Grand-Combe:

Tidak akan pernah ada tempat untuk rasisme dan kebencian di Prancis, Presiden Emmanuel Macron mengatakan pada hari Minggu setelah penikaman ruthless sampai mati seorang Muslim di sebuah mosque di selatan negara itu.

“Rasisme dan kebencian berdasarkan agama tidak dapat memiliki tempat di Prancis. Kebebasan beribadah tidak dapat dilanggar,” tulis Macron di X dalam komentar pertamanya pada pembunuhan hari Jumat, memperluas dukungannya kepada “sesama warga negara Muslim”.

Penyerang, yang sedang dalam pelarian, menikam Aboubakar Cisse, seorang Mali muda di awal usia 20 -an puluhan kali dan kemudian memfilmkannya dengan ponsel sambil meneriakkan penghinaan pada Islam dalam serangan Jumat di desa La Grand-Combe di wilayah Gard.

Perdana Menteri Prancis Francois Bayrou telah mengecam apa yang ia gambarkan sebagai “kekejaman Islamofobik” meskipun jaksa penuntut dalam kasus ini telah menekankan bahwa Islamofobia hanyalah salah satu concept yang dipertimbangkan.

Sekitar 1 000 orang pada hari Minggu berbaris melalui La Grand Combe, yang hanya memiliki 5 000 penduduk, untuk mengingat korban.

Dugaan pelaku mengirim video clip yang telah ia syuting dengan teleponnya – menunjukkan kepada korban yang gelisah dalam penderitaan – kepada orang lain, yang kemudian membagikannya di platform media sosial sebelum menghapusnya.

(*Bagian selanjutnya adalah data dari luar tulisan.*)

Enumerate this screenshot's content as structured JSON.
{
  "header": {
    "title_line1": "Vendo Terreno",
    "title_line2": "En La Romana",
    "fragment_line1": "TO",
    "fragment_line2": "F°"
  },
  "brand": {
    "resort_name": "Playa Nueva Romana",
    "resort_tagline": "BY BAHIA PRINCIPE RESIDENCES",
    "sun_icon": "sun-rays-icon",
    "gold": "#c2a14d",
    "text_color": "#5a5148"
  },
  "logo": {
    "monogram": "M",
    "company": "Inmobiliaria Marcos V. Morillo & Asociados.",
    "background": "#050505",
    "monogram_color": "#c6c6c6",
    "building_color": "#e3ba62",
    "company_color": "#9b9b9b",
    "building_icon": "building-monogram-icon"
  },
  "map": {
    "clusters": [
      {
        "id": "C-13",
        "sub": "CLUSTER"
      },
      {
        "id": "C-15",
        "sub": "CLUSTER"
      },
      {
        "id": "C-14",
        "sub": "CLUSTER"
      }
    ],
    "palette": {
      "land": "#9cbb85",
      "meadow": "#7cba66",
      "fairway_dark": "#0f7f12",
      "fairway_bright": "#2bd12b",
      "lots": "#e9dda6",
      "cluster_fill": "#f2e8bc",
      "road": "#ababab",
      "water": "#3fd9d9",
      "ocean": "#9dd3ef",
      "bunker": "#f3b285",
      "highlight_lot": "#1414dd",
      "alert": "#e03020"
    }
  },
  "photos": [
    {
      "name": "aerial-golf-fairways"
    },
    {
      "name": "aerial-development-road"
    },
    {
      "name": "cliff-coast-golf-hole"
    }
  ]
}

Sebuah sumber yang dekat dengan kasus ini, yang meminta untuk tidak disebutkan namanya, mengatakan bahwa tersangka pelaku, sementara tidak ditangkap, telah diidentifikasi sebagai warga negara Prancis yang berasal dari Bosnia yang bukan seorang Muslim.

Korban, seorang pemuda Mali berusia 20 -an, dan penyerang itu sendirian di dalam masjid pada saat kejadian.

Setelah awalnya berdoa bersama pria itu, penyerang kemudian menikam korban hingga 50 kali sebelum melarikan diri dari tempat kejadian.

Tubuh korban baru ditemukan di pagi hari ketika para penyembah lain tiba di mosque untuk doa Jumat.

Sebuah protes “terhadap Islamofobia” akan berlangsung Minggu malam di Paris sebagai tanggapan atas pembunuhan itu.

‘Tidak diabaikan’

Dewan Prancis dari iman Muslim (CFCM) mengatakan itu “ngeri” oleh “serangan teroris anti-Muslim” dan mendesak umat Islam di Prancis untuk menjadi “sangat waspada”.

“Pembunuhan seorang penyembah di sebuah masjid adalah kejahatan tercela yang harus memberontak hati semua orang Prancis,” tambah Dewan Perwakilan Lembaga Yahudi Prancis (Crif).

Penyerang hanya dinobatkan sebagai Olivier A., lahir di Prancis pada tahun 2004 dan menganggur tanpa catatan kriminal. Dia “berpotensi sangat berbahaya” dan “penting” untuk menangkapnya sebelum dia mengklaim lebih banyak korban, kata jaksa local Abdelkrim Grini.

Tetapi sementara theme Islamophobia adalah pemimpin bahwa 70 penyelidik “bekerja sebagai prioritas … itu bukan satu -satunya”, kata Grini.

Ada “elemen -elemen tertentu (yang) dapat menyarankan bahwa theme ini mungkin bukan motif utama … atau satu -satunya theme,” tambahnya, tanpa menguraikan.

Grini berbicara di pusat local bir bersama Menteri Dalam Negeri Bruno Retailleau, seorang pemain sayap kanan garis keras yang mengambil garis keras pada imigrasi dan Islamisme.

Retailleau menekankan bahwa “kemungkinan tindakan anti-Muslim belum diabaikan sama sekali, sebaliknya.”

(Kecuali untuk tajuk utama, cerita ini belum diedit oleh staf NDTV dan diterbitkan dari feed sindikasi.)

Konten ini berdasarkan artikel informatif oleh, yang awalnya diterbitkan di NDTV Untuk pengalaman lengkap, kunjungi artikel Sumber di sini.